Barring an actual agreement between the NHL and PA in the next week, I think that that we will lose his signing rights on June 1st. Sucks for the handful of teams impacted, but I don't see a compelling legal argument that the NHL should be able to unilaterally amend the league's CBA to benefit teams just because a different league changed their eligibility rules in a way that gives players more career options.
NHL teams had the ability to sign these kids for 2 years. They either weren't willing to pay the signing bonuses required to do so or the players decided that they would forgo making 6 figures in order to keep their career options open. The fact that the players gained a career option that the league wasn't anticipating (or failed to prepare for) isn't really a compelling reason for the league to be able to change the rules of a Collective Bargaining Agreement without bargaining with the players collectively.

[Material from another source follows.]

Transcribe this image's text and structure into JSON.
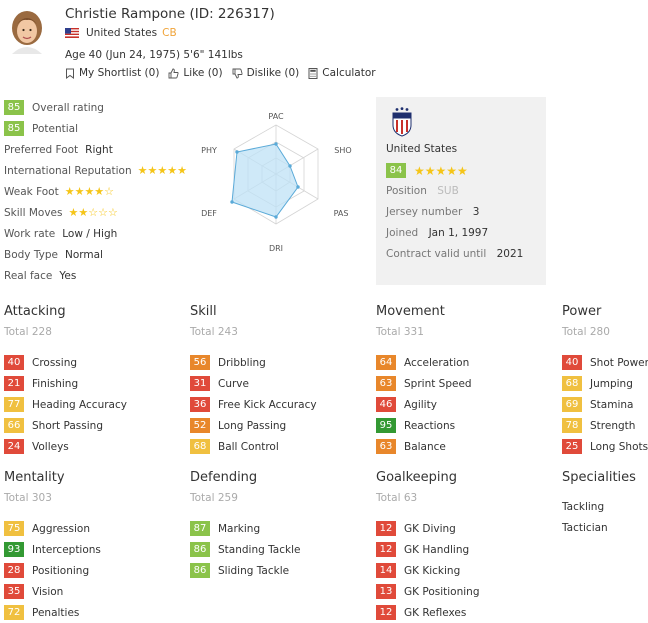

I'm very rarely on the NHL's side when it comes to CBA negotiations, but I think that this is an issue where it is probably in the PA's long-term interest to give the league a 1 year temporary resolution to extend signing rights for these players by 1 season. It's half a dozen total players that aren't even union members yet. One was drafted in the 4th round and the all were drafted in the 6th or later. I understand that you always want to get something back in a negotiation, but realistically the league doesn't care enough about a few teams losing signing rights to late round picks to offer anything of substance. CBA negotiations are reportedly going well and this would be a pretty low-sacrifice olive branch for the PA to give up.